I’ve been trying with restManager --c processing_file.rml --f "/path/file_number_*.aqs", but even though the TRestProcessRunner takes into account all files for the progress bar it only processes the first file. For example, if I have 10 files, it stops at 10%. I’m trying with just two processes in my rml file: TRestRawMultiFEMINOSToSignalProcess and TRestRawSignalAnalysisProcess.
For my pourpose I don’t mind if the output of all procesed files is merged in one single root or it keeps one output file for each input one but I guess the last option is in general more convinient.
Do you know how to do this?
What I have done is just to add a “new” aqs by just creating a duplicate during the pipeline job.
It is clear that right now it only processes the first file, because the validation succeeded, and at the validation macro it checks the total number of final entries.

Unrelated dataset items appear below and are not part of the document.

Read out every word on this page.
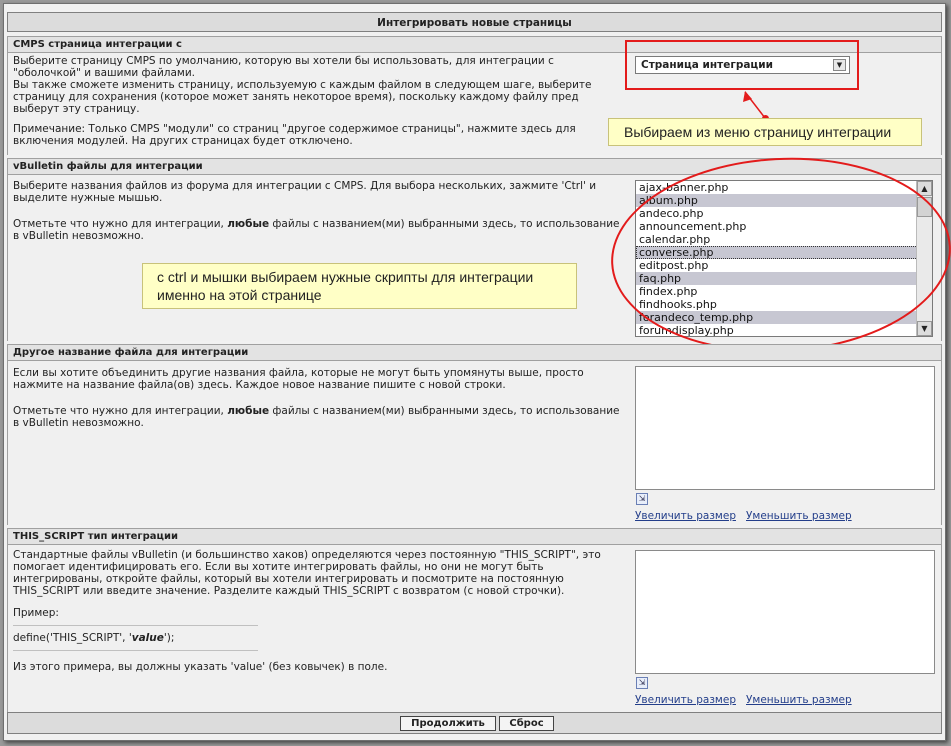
Интегрировать новые страницы
CMPS страница интеграции с

Выберите страницу CMPS по умолчанию, которую вы хотели бы использовать, для интеграции с "оболочкой" и вашими файлами.

Вы также сможете изменить страницу, используемую с каждым файлом в следующем шаге, выберите страницу для сохранения (которое может занять некоторое время), поскольку каждому файлу пред выберут эту страницу.

Примечание: Только CMPS "модули" со страниц "другое содержимое страницы", нажмите здесь для включения модулей. На других страницах будет отключено.

Страница интеграции	▼
Выбираем из меню страницу интеграции
vBulletin файлы для интеграции

Выберите названия файлов из форума для интеграции с CMPS. Для выбора нескольких, зажмите 'Ctrl' и выделите нужные мышью.

Отметьте что нужно для интеграции, любые файлы с названием(ми) выбранными здесь, то использование в vBulletin невозможно.

ajax-banner.php
album.php
andeco.php
announcement.php
calendar.php
converse.php
editpost.php
faq.php
findex.php
findhooks.php
forandeco_temp.php
forumdisplay.php
▲
▼
с ctrl и мышки выбираем нужные скрипты для интеграции
именно на этой странице
Другое название файла для интеграции

Если вы хотите объединить другие названия файла, которые не могут быть упомянуты выше, просто нажмите на название файла(ов) здесь. Каждое новое название пишите с новой строки.

Отметьте что нужно для интеграции, любые файлы с названием(ми) выбранными здесь, то использование в vBulletin невозможно.

⇲
Увеличить размер Уменьшить размер
THIS_SCRIPT тип интеграции

Стандартные файлы vBulletin (и большинство хаков) определяются через постоянную "THIS_SCRIPT", это помогает идентифицировать его. Если вы хотите интегрировать файлы, но они не могут быть интегрированы, откройте файлы, который вы хотели интегрировать и посмотрите на постоянную THIS_SCRIPT или введите значение. Разделите каждый THIS_SCRIPT с возвратом (с новой строчки).

Пример:

define('THIS_SCRIPT', 'value');

Из этого примера, вы должны указать 'value' (без ковычек) в поле.

⇲
Увеличить размер Уменьшить размер
Продолжить	Сброс
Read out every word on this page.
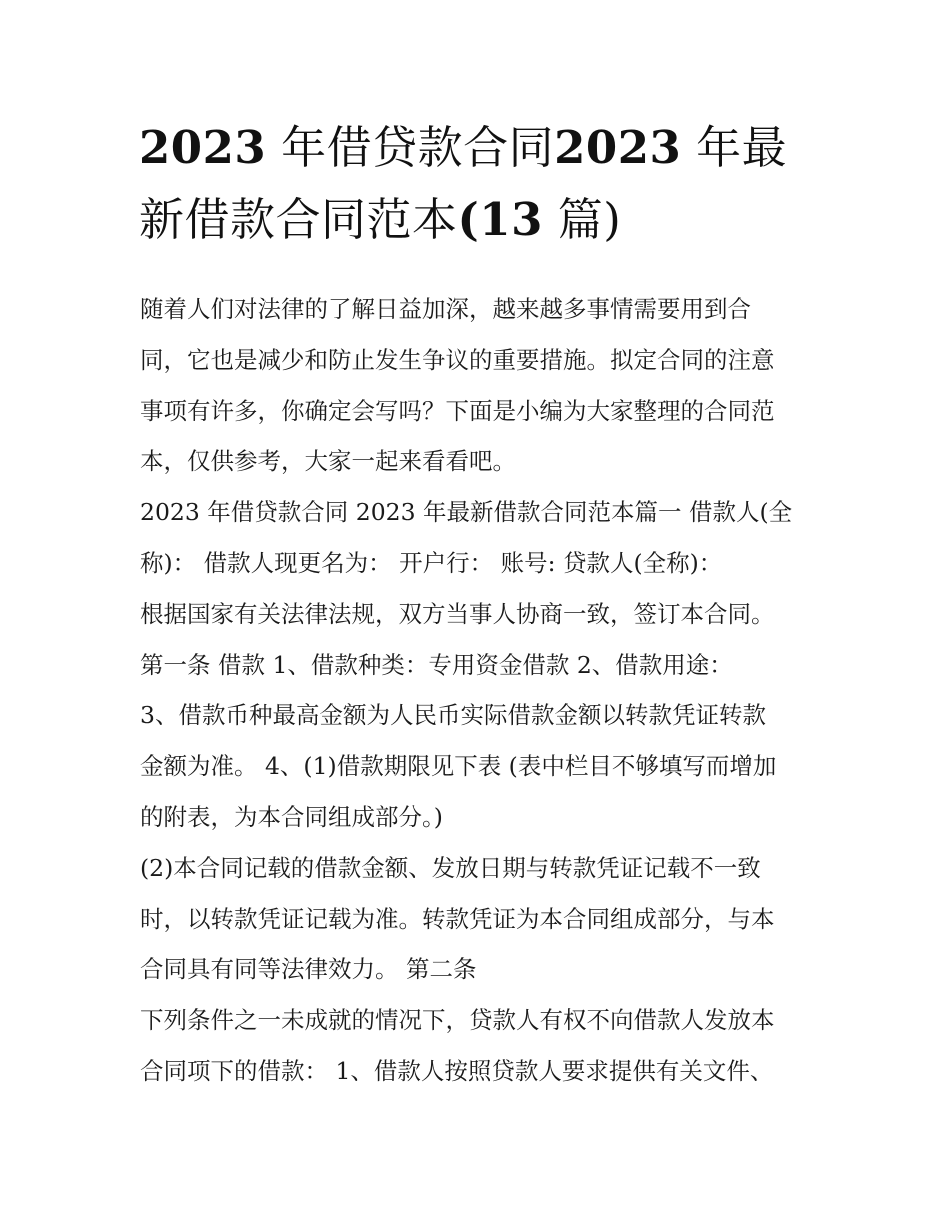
2023 年借贷款合同2023 年最
新借款合同范本(13 篇)
随着人们对法律的了解日益加深，越来越多事情需要用到合
同，它也是减少和防止发生争议的重要措施。拟定合同的注意
事项有许多，你确定会写吗？下面是小编为大家整理的合同范
本，仅供参考，大家一起来看看吧。
2023 年借贷款合同 2023 年最新借款合同范本篇一 借款人(全
称)： 借款人现更名为： 开户行： 账号: 贷款人(全称)：
根据国家有关法律法规，双方当事人协商一致，签订本合同。
第一条 借款 1、借款种类：专用资金借款 2、借款用途：
3、借款币种最高金额为人民币实际借款金额以转款凭证转款
金额为准。 4、(1)借款期限见下表 (表中栏目不够填写而增加
的附表，为本合同组成部分。)
(2)本合同记载的借款金额、发放日期与转款凭证记载不一致
时，以转款凭证记载为准。转款凭证为本合同组成部分，与本
合同具有同等法律效力。 第二条
下列条件之一未成就的情况下，贷款人有权不向借款人发放本
合同项下的借款： 1、借款人按照贷款人要求提供有关文件、
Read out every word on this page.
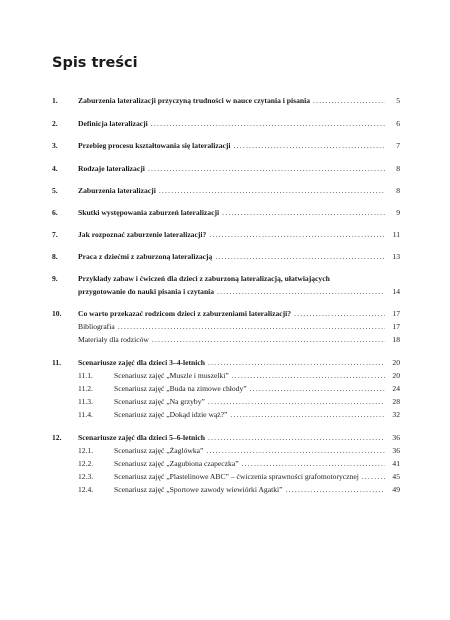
Spis treści
1.	Zaburzenia lateralizacji przyczyną trudności w nauce czytania i pisania .....	5
2.	Definicja lateralizacji .....	6
3.	Przebieg procesu kształtowania się lateralizacji .....	7
4.	Rodzaje lateralizacji .....	8
5.	Zaburzenia lateralizacji .....	8
6.	Skutki występowania zaburzeń lateralizacji .....	9
7.	Jak rozpoznać zaburzenie lateralizacji? .....	11
8.	Praca z dziećmi z zaburzoną lateralizacją .....	13
9.	Przykłady zabaw i ćwiczeń dla dzieci z zaburzoną lateralizacją, ułatwiających
przygotowanie do nauki pisania i czytania .....	14
10.	Co warto przekazać rodzicom dzieci z zaburzeniami lateralizacji? .....	17
Bibliografia .....	17
Materiały dla rodziców .....	18
11.	Scenariusze zajęć dla dzieci 3–4-letnich .....	20
11.1.	Scenariusz zajęć „Muszle i muszelki” .....	20
11.2.	Scenariusz zajęć „Buda na zimowe chłody” .....	24
11.3.	Scenariusz zajęć „Na grzyby” .....	28
11.4.	Scenariusz zajęć „Dokąd idzie wąż?” .....	32
12.	Scenariusze zajęć dla dzieci 5–6-letnich .....	36
12.1.	Scenariusz zajęć „Żaglówka” .....	36
12.2.	Scenariusz zajęć „Zagubiona czapeczka” .....	41
12.3.	Scenariusz zajęć „Plastelinowe ABC” – ćwiczenia sprawności grafomotorycznej .....	45
12.4.	Scenariusz zajęć „Sportowe zawody wiewiórki Agatki” .....	49
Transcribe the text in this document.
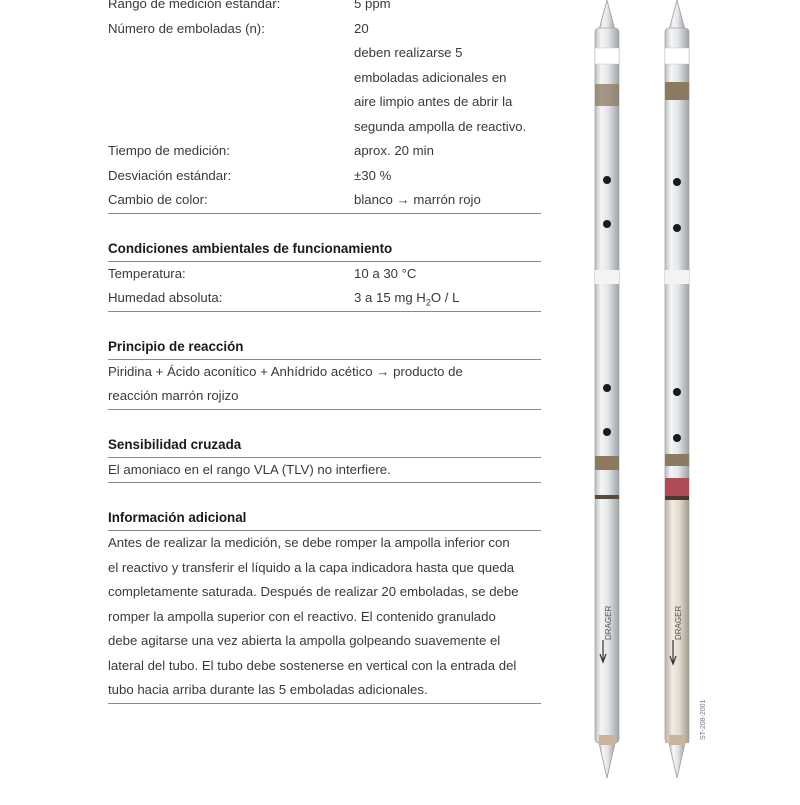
Rango de medición estándar:	5 ppm
Número de emboladas (n):	20
deben realizarse 5
emboladas adicionales en
aire limpio antes de abrir la
segunda ampolla de reactivo.
Tiempo de medición:	aprox. 20 min
Desviación estándar:	±30 %
Cambio de color:	blanco → marrón rojo
Condiciones ambientales de funcionamiento
Temperatura:	10 a 30 °C
Humedad absoluta:	3 a 15 mg $H_2O$ / L
Principio de reacción
Piridina + Ácido aconítico + Anhídrido acético → producto de
reacción marrón rojizo
Sensibilidad cruzada
El amoniaco en el rango VLA (TLV) no interfiere.
Información adicional
Antes de realizar la medición, se debe romper la ampolla inferior con
el reactivo y transferir el líquido a la capa indicadora hasta que queda
completamente saturada. Después de realizar 20 emboladas, se debe
romper la ampolla superior con el reactivo. El contenido granulado
debe agitarse una vez abierta la ampolla golpeando suavemente el
lateral del tubo. El tubo debe sostenerse en vertical con la entrada del
tubo hacia arriba durante las 5 emboladas adicionales.
DRAGER	DRAGER
ST-208-2001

I never tested this feature before, so, @nkx, the question is if this feature was already existing before?
Also, in case this functionality exists, what is the default behaviour?
It will merge the resulting files into one? I guess, if the outputFileName produces unique names, the processing will be donde in parallel, so that one input file produces an output file.
But, as for the trexdm case, the output filename is RawData.root, so it is common for all files. Will it merge the files in this case?
In the case, that we go on one-to-one processing, would be doing a fork() the best way to parallelise jobs?
It is possible to process multiple binary files, as implemented in TRestRawMultiCoBoAsAdToSignalProcess. But it doesn’t seems to be implemented at TRestRawMultiFEMINOSToSignalProcess. We can update the code to make it reading multiple files.
During initialization REST will open all the input binary files and save them(in type of FILE*) in vector: TRestRawToSignalProcess::fInputFiles. We can access this vector to read all the files in the actual processes.
I think that it would be more generic if restManager would detect that at the --f argument there is a glob pattern.
I.e. that we find something like:
RunA.root
RunB.root
RunC.root
Then, if we do:
restManager --c processEvents.rml --f "Run*root"
Then, restManager would construct internally the execution of each file, fork the process, execute it, and exit.
for (x in nFiles){
string command = "restManager --c processEvents.rml --f " + file[x]
fork();
out = Execute( command);
exit(out);}
That would launch all files in parallel.
In fact, I have added a --fork option to restManager at the following commit.
It will launch all the files found matching the glob pattern. The problem here is that the output is not centralised into the parent, perhaps that can be achieved, it is interesting?
If no --fork option is given it will continue working as it was doing before.
Could you test it? What do you think about this option?
What is the reason you need to merge into one single file? Do you have event IDs split between different rawdata files?
Usually we are willing to preserve the runNumber and subRunNumber of each file. Or you are merging all subRunNumbers into a single runNumber?
In that case, could we have something generic such that if all data processing chains output filename is common we apply the sequential merging of input files?
In my opinion, if one could have a single root file out of several .aqs files it would be very useful. I work with data and sometimes it’s hard to handle hundreds of subruns…
Just to share what I do in case it’s helpful, I also use the for loop to launch jobs, although I include --j 8 instead of & because as I said sometimes I have hundreds of subruns. Although it’s true that sometimes the multithread crashes with some processes (I think it does with TRestDetectorHitsGaussAnalysisProcess). In that case the command I use is: ls -1 /path/Run* | xargs -P 8 -n 1 restManager --c processEvents.rml --f
If you find out that it is that process and you manage to reproduce it, please, create the issue or post the problem with instructions so that others can reproduce it.
In case it’s useful for someone. When one wants to make a plot for each run, and at the same time each run has many subruns, I found an automatic way of generating a list like the one I paste in the image here:
Then this list can be pasted into a bash script and execute it. Very useful when one has 300 runs with 15 subruns each
The command is: for x in `ls /path/FileNamePattern* | cut -d_ -f1 | sort | uniq`; do echo restManager --c hitMapXe.rml --f "\"${x}*\""; done
This will launch all processes in parallel. There is a risk to collapse the system temporally, although currently it is limited to a maximum of 32 jobs being launched in parallel. This would not be a straight forward solution to send 300 jobs in one go. But, it is a bit faster because jobs are sent in parallel.
Additionally, inside a macro it is possible to use the method
Talking about fork it is also possible to fork from the pause menu. When running restManager in the front-end we can press firstly “p” to call the pause menu, the press “d” to detach the process.